Apart from the first rule, it is clear that, there is little ground for debate and as discussion surrounding the existence of the Intelligent Being is involved, there is little reason for concrete and tangible agreement. But that is not all. It seems that the consistent application of the scientific method as it is informed by the naturalistic view of life and of existence, is in itself fraught with its own temptations. Of particular note, is the temptation to accept as a matter of habit, the world view of materialism, both as a metaphysical position and as a respectable scientific source of explanation. In reality, as seen in the continuum of human history, the naturalistic frame of mind does not exclude in principle the existence of the spiritual life in man. In fact, this principle has been admitted to, throughout the ages, more or less as a proof of man’s supernatural origin, and most often as evidence of the intrinsic genius and rational agency found within the world of man and the world of nature. Within the realm of human science, such distinctions no longer seem to exist and in practice, they no longer seem to matter.

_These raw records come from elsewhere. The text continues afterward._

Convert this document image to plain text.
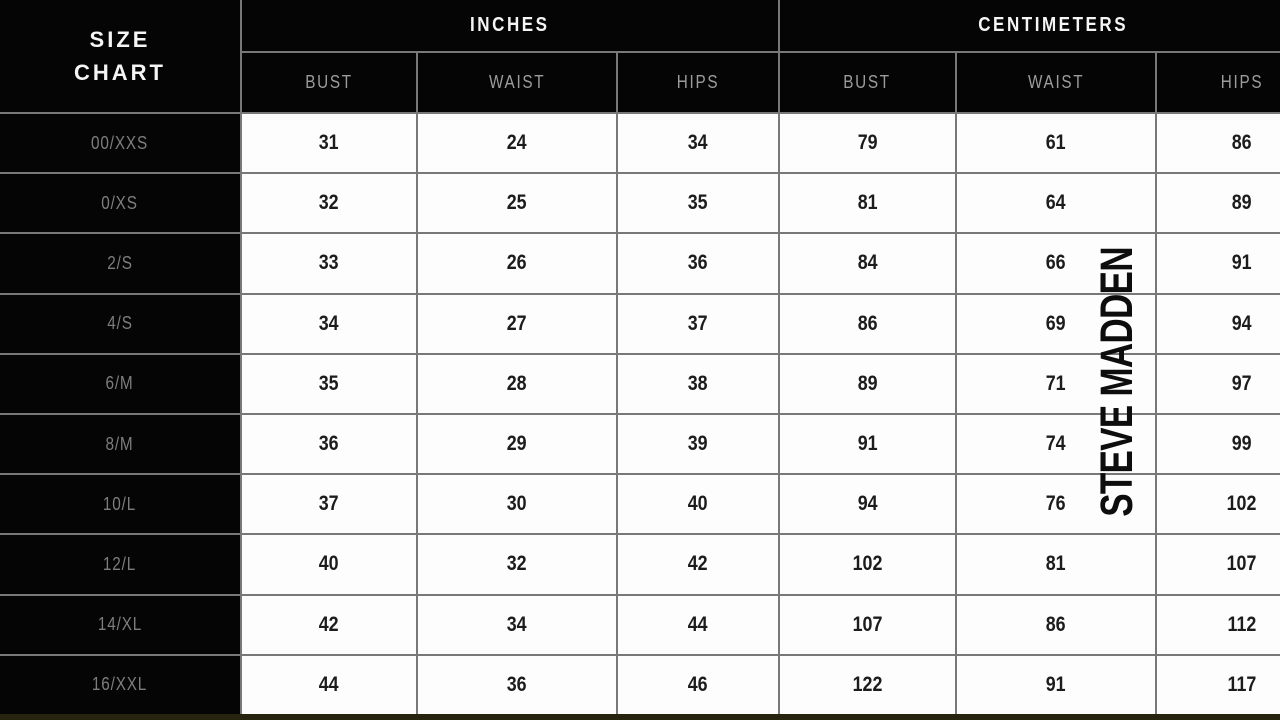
SIZE
CHART
INCHES	CENTIMETERS
BUST	WAIST	HIPS	BUST	WAIST	HIPS
00/XXS	31	24	34	79	61	86
0/XS	32	25	35	81	64	89
2/S	33	26	36	84	66	91
4/S	34	27	37	86	69	94
6/M	35	28	38	89	71	97
8/M	36	29	39	91	74	99
10/L	37	30	40	94	76	102
12/L	40	32	42	102	81	107
14/XL	42	34	44	107	86	112
16/XXL	44	36	46	122	91	117
STEVE MADDEN
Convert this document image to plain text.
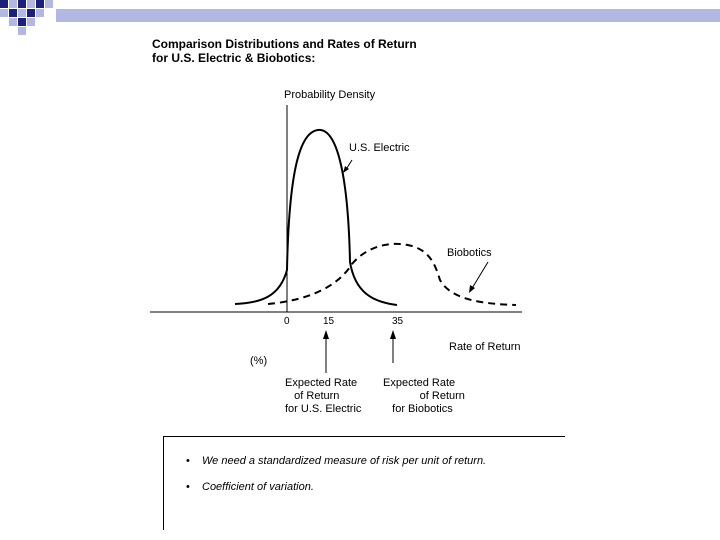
Comparison Distributions and Rates of Return
for U.S. Electric & Biobotics:
Probability Density
U.S. Electric
Biobotics
0	15	35
Rate of Return
(%)
Expected Rate
of Return
for U.S. Electric
Expected Rate
of Return
for Biobotics
• We need a standardized measure of risk per unit of return.
• Coefficient of variation.
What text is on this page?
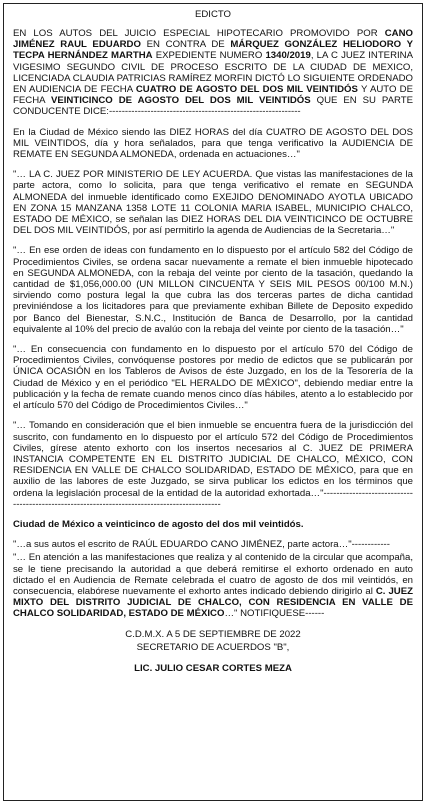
EDICTO

EN LOS AUTOS DEL JUICIO ESPECIAL HIPOTECARIO PROMOVIDO POR CANO JIMÉNEZ RAUL EDUARDO EN CONTRA DE MÁRQUEZ GONZÁLEZ HELIODORO Y TECPA HERNÁNDEZ MARTHA EXPEDIENTE NUMERO 1340/2019, LA C JUEZ INTERINA VIGESIMO SEGUNDO CIVIL DE PROCESO ESCRITO DE LA CIUDAD DE MEXICO, LICENCIADA CLAUDIA PATRICIAS RAMÍREZ MORFIN DICTÓ LO SIGUIENTE ORDENADO EN AUDIENCIA DE FECHA CUATRO DE AGOSTO DEL DOS MIL VEINTIDÓS Y AUTO DE FECHA VEINTICINCO DE AGOSTO DEL DOS MIL VEINTIDÓS QUE EN SU PARTE CONDUCENTE DICE:------------------------------------------------------------

En la Ciudad de México siendo las DIEZ HORAS del día CUATRO DE AGOSTO DEL DOS MIL VEINTIDOS, día y hora señalados, para que tenga verificativo la AUDIENCIA DE REMATE EN SEGUNDA ALMONEDA, ordenada en actuaciones…"

"… LA C. JUEZ POR MINISTERIO DE LEY ACUERDA. Que vistas las manifestaciones de la parte actora, como lo solicita, para que tenga verificativo el remate en SEGUNDA ALMONEDA del inmueble identificado como EXEJIDO DENOMINADO AYOTLA UBICADO EN ZONA 15 MANZANA 1358 LOTE 11 COLONIA MARIA ISABEL, MUNICIPIO CHALCO, ESTADO DE MÉXICO, se señalan las DIEZ HORAS DEL DIA VEINTICINCO DE OCTUBRE DEL DOS MIL VEINTIDÓS, por así permitirlo la agenda de Audiencias de la Secretaria…"

"… En ese orden de ideas con fundamento en lo dispuesto por el artículo 582 del Código de Procedimientos Civiles, se ordena sacar nuevamente a remate el bien inmueble hipotecado en SEGUNDA ALMONEDA, con la rebaja del veinte por ciento de la tasación, quedando la cantidad de $1,056,000.00 (UN MILLON CINCUENTA Y SEIS MIL PESOS 00/100 M.N.) sirviendo como postura legal la que cubra las dos terceras partes de dicha cantidad previniéndose a los licitadores para que previamente exhiban Billete de Deposito expedido por Banco del Bienestar, S.N.C., Institución de Banca de Desarrollo, por la cantidad equivalente al 10% del precio de avalúo con la rebaja del veinte por ciento de la tasación…"

"… En consecuencia con fundamento en lo dispuesto por el artículo 570 del Código de Procedimientos Civiles, convóquense postores por medio de edictos que se publicarán por ÚNICA OCASIÓN en los Tableros de Avisos de éste Juzgado, en los de la Tesorería de la Ciudad de México y en el periódico "EL HERALDO DE MÉXICO", debiendo mediar entre la publicación y la fecha de remate cuando menos cinco días hábiles, atento a lo establecido por el artículo 570 del Código de Procedimientos Civiles…"

"… Tomando en consideración que el bien inmueble se encuentra fuera de la jurisdicción del suscrito, con fundamento en lo dispuesto por el artículo 572 del Código de Procedimientos Civiles, gírese atento exhorto con los insertos necesarios al C. JUEZ DE PRIMERA INSTANCIA COMPETENTE EN EL DISTRITO JUDICIAL DE CHALCO, MÉXICO, CON RESIDENCIA EN VALLE DE CHALCO SOLIDARIDAD, ESTADO DE MÉXICO, para que en auxilio de las labores de este Juzgado, se sirva publicar los edictos en los términos que ordena la legislación procesal de la entidad de la autoridad exhortada…"---------------------------------------------------------------------------------------------

Ciudad de México a veinticinco de agosto del dos mil veintidós.

"…a sus autos el escrito de RAÚL EDUARDO CANO JIMÉNEZ, parte actora…"------------

"… En atención a las manifestaciones que realiza y al contenido de la circular que acompaña, se le tiene precisando la autoridad a que deberá remitirse el exhorto ordenado en auto dictado el en Audiencia de Remate celebrada el cuatro de agosto de dos mil veintidós, en consecuencia, elabórese nuevamente el exhorto antes indicado debiendo dirigirlo al C. JUEZ MIXTO DEL DISTRITO JUDICIAL DE CHALCO, CON RESIDENCIA EN VALLE DE CHALCO SOLIDARIDAD, ESTADO DE MÉXICO…" NOTIFIQUESE------

C.D.M.X. A 5 DE SEPTIEMBRE DE 2022

SECRETARIO DE ACUERDOS "B",

LIC. JULIO CESAR CORTES MEZA
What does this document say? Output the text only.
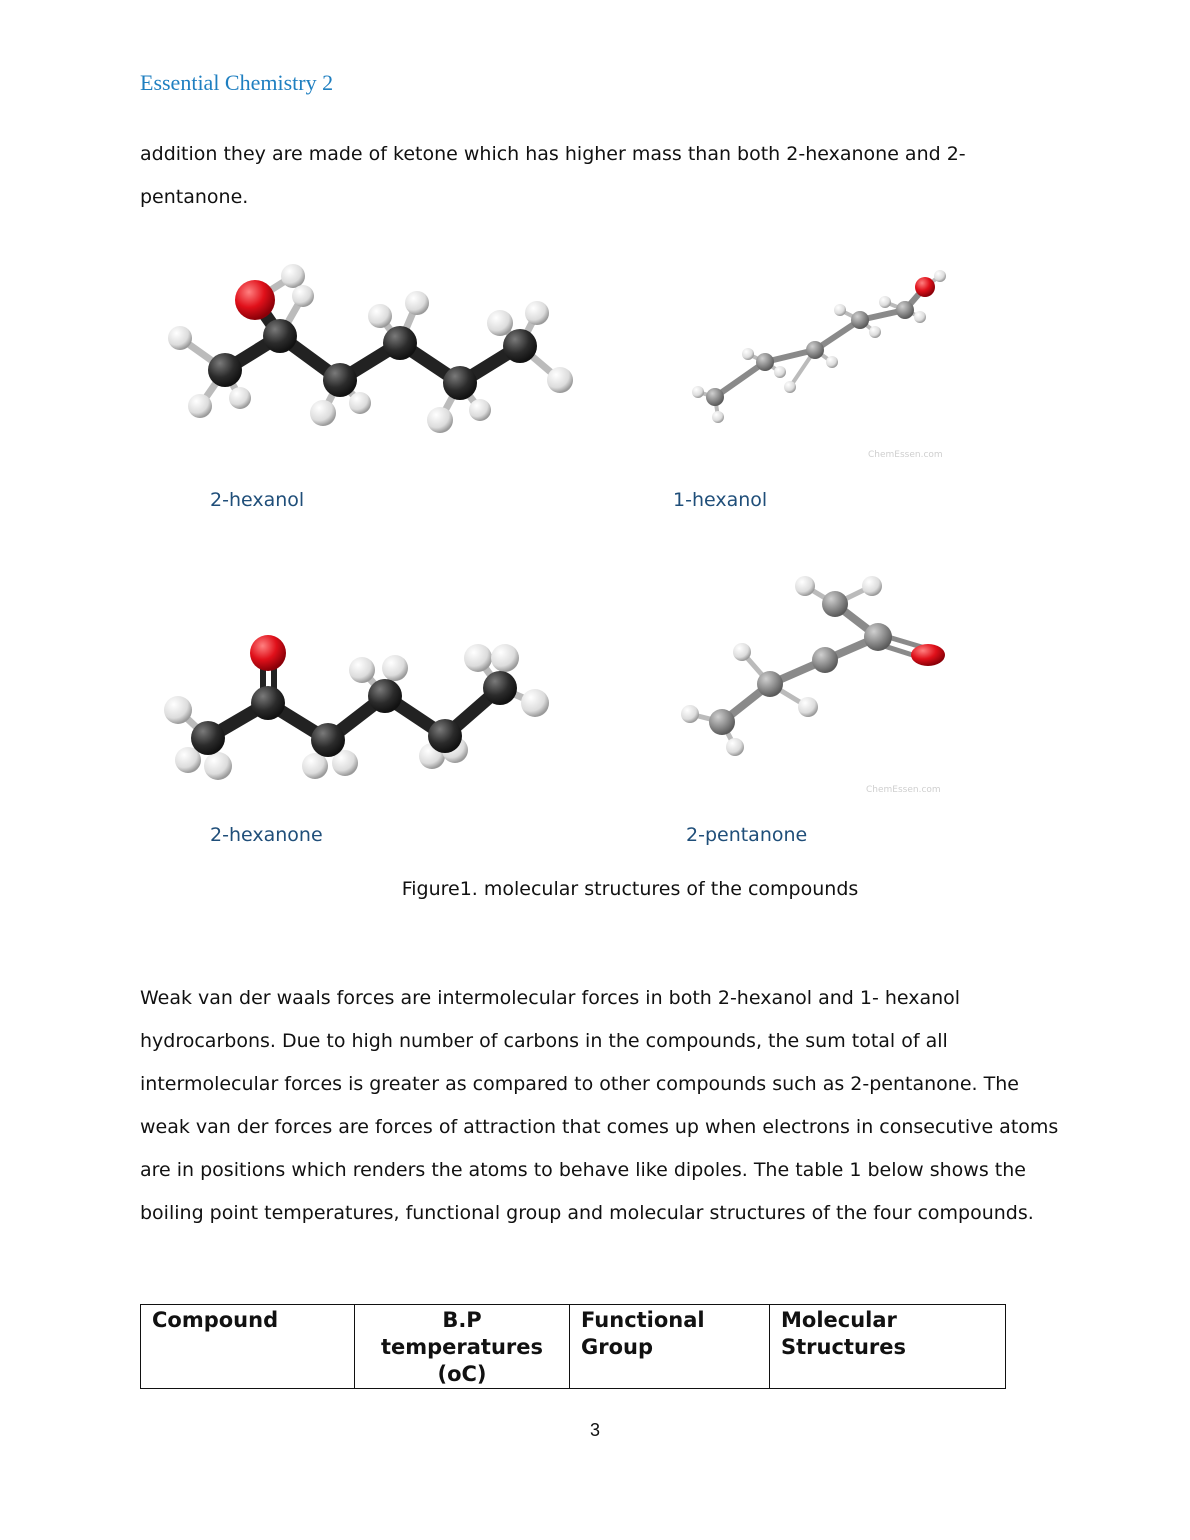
Essential Chemistry 2

addition they are made of ketone which has higher mass than both 2-hexanone and 2-

pentanone.

ChemEssen.com
2-hexanol	1-hexanol
ChemEssen.com
2-hexanone	2-pentanone
Figure1. molecular structures of the compounds

Weak van der waals forces are intermolecular forces in both 2-hexanol and 1- hexanol

hydrocarbons. Due to high number of carbons in the compounds, the sum total of all

intermolecular forces is greater as compared to other compounds such as 2-pentanone. The

weak van der forces are forces of attraction that comes up when electrons in consecutive atoms

are in positions which renders the atoms to behave like dipoles. The table 1 below shows the

boiling point temperatures, functional group and molecular structures of the four compounds.

Compound	B.P
temperatures
(oC)	Functional Group	Molecular Structures
3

Materialism, which essentially reduces the world of nature to matter itself and the power and potentiality found therein, undeniably treats the existence of any free spiritual principle as irrelevant to its methodological inquiry and as useless to its philosophical world view. Indeed, from the point of view of the human sciences, to suggest that man be a composite in his nature, of body and of soul, of matter and of spirit; is itself worthy of the greatest suspicion. In truth, it is seen as an attempt to re-inject into the field of science, a quasi-religious supposition that is not subject to scientific proof, and into the sphere of facts and evidence, a philosophical principle that ends up in the last analysis, a futile reality. Undoubtedly, these principles form in themselves the architecture of a general spirit, an over-arching frame of mind that is instilled into the common man by a process of acculturation that occurs during his years of schooling and habits of reasoning that make part of his higher education. Even further, such an attitude of mind makes part of the world of the common man, of his perception of reality and his mental position on the supernatural and all questions related to its relevance.


The Christian Predicament

In the knowledge of the preceding elements, it can be concluded that the intellectual predicament that the world of faith and of Christian religion find themselves in, is indeed a serious one. Of central importance, is the task of proposing in a rational and intelligible manner, the reality of God’s existence and the evidence of the universe’s Divine Origin.